Infected by Ideology
December 11, 2016 8:53 AM   Subscribe

The struggle session at the beginning of The Three-Body Problem was fascinating. What are some books, etc. exploring the general concept of ideology driving an entire society to madness?

It doesn’t necessarily have to be about the Cultural Revolution or even be nonfiction (here I’m thinking something along the lines of Dostoevsky’s The Demons/The Possessed). I'm looking for books, movies, etc. that explore the notion of ideological “infection” – there must be a good one on the French Revolution somewhere?
posted by Ndwright to Society & Culture (7 answers total) 10 users marked this as a favorite
 
It may be too literal an interpretation for you, but the spread of a "language virus" is a major part of Neal Stephenson's Snow Crash.
posted by telegraph at 9:01 AM on December 11, 2016


Pontypool is very much about that idea. An abrasive radio host is trapped in his studio in a rural Ontario town as the whole place goes crazy with a linguistically transmitted virus.

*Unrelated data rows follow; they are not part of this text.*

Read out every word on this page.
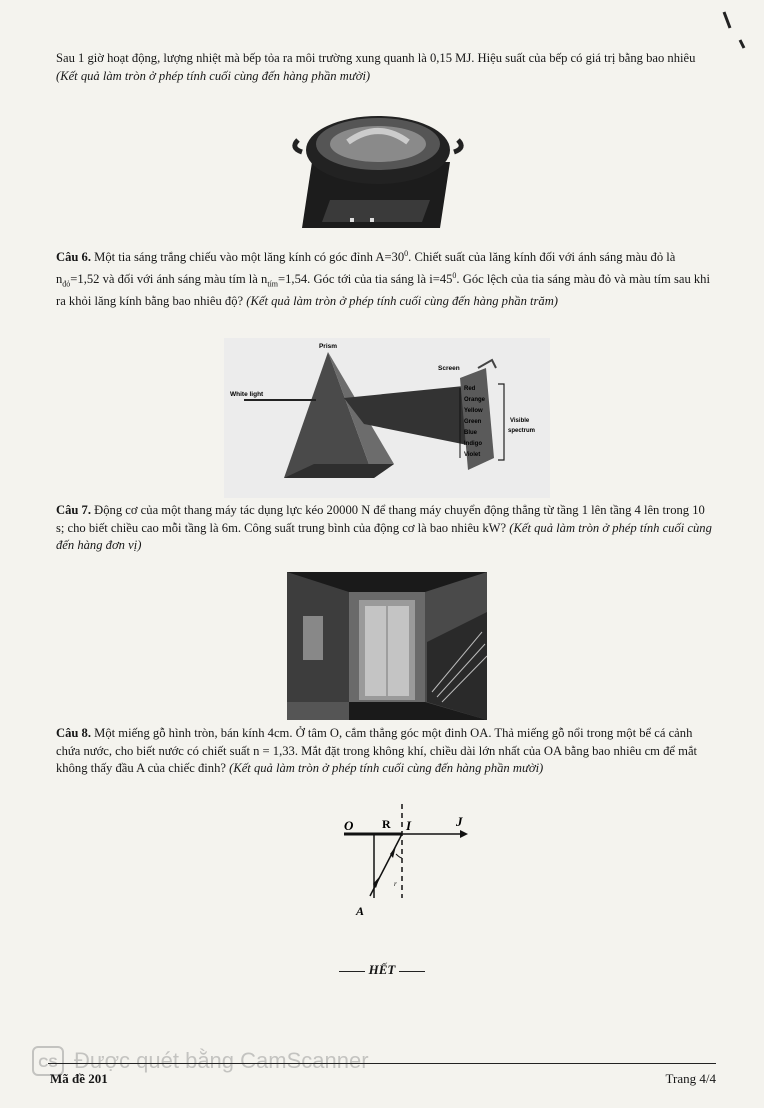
Sau 1 giờ hoạt động, lượng nhiệt mà bếp tỏa ra môi trường xung quanh là 0,15 MJ. Hiệu suất của bếp có giá trị bằng bao nhiêu (Kết quả làm tròn ở phép tính cuối cùng đến hàng phần mười)
Câu 6. Một tia sáng trắng chiếu vào một lăng kính có góc đỉnh $A=30^0$. Chiết suất của lăng kính đối với ánh sáng màu đỏ là $n_{đỏ}=1,52$ và đối với ánh sáng màu tím là $n_{tím}=1,54$. Góc tới của tia sáng là $i=45^0$. Góc lệch của tia sáng màu đỏ và màu tím sau khi ra khỏi lăng kính bằng bao nhiêu độ? (Kết quả làm tròn ở phép tính cuối cùng đến hàng phần trăm)
Prism
Screen
White light
Red
Orange
Yellow
Green
Blue
Indigo
Violet
Visible
spectrum
Câu 7. Động cơ của một thang máy tác dụng lực kéo 20000 N để thang máy chuyển động thẳng từ tầng 1 lên tầng 4 lên trong 10 s; cho biết chiều cao mỗi tầng là 6m. Công suất trung bình của động cơ là bao nhiêu kW? (Kết quả làm tròn ở phép tính cuối cùng đến hàng đơn vị)
Câu 8. Một miếng gỗ hình tròn, bán kính 4cm. Ở tâm O, cắm thẳng góc một đinh OA. Thả miếng gỗ nổi trong một bể cá cảnh chứa nước, cho biết nước có chiết suất n = 1,33. Mắt đặt trong không khí, chiều dài lớn nhất của OA bằng bao nhiêu cm để mắt không thấy đầu A của chiếc đinh? (Kết quả làm tròn ở phép tính cuối cùng đến hàng phần mười)
O R I	J
A
r
HẾT
CS Được quét bằng CamScanner
Mã đề 201	Trang 4/4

In terms of non-fiction Extraordinary Popular Delusions and the Madness of Crowds might fit as well. It's a journalistic account of a number of mass movements grounded in hysteria and irrationality.
posted by codacorolla at 9:13 AM on December 11, 2016


There are memetically contagious suicides -- e.g. the Young Werther suicides, but I believe it happens regularly. Wertherism was the extreme case of the wider Romantic ideology.
posted by clew at 12:13 PM on December 11, 2016


Machete Season: The Killers in Rwanda Speak has some of this, e.g. mentions of radio speeches that called Tutsis cockroaches, dehumanizing them and laying the groundwork for genocide.
posted by Wobbuffet at 12:20 PM on December 11, 2016


Response by poster: Just to clarify, I'm looking specifically for ideology/ideas, not language-virus stuff like Pontypool/Snow Crash (though if you like linguistic science fiction, China Mieville's Embassytown is superb).
posted by Ndwright at 2:09 PM on December 11, 2016


Does out have to be madness on the part of the dominant class, or are movements OK? Because I want to suggest The Wave.
posted by rhizome at 3:53 PM on December 11, 2016


I'm currently reading Daniel Pick's Faces of Degeneration: A European Disorder, c. 1848–c. 1918 (1989) and finding it fascinating and disturbing. It's about the spread of ideas of cultural and racial decline and decadence in late nineteenth-century Europe, and how these ideas influenced everything from policing to literature to politics.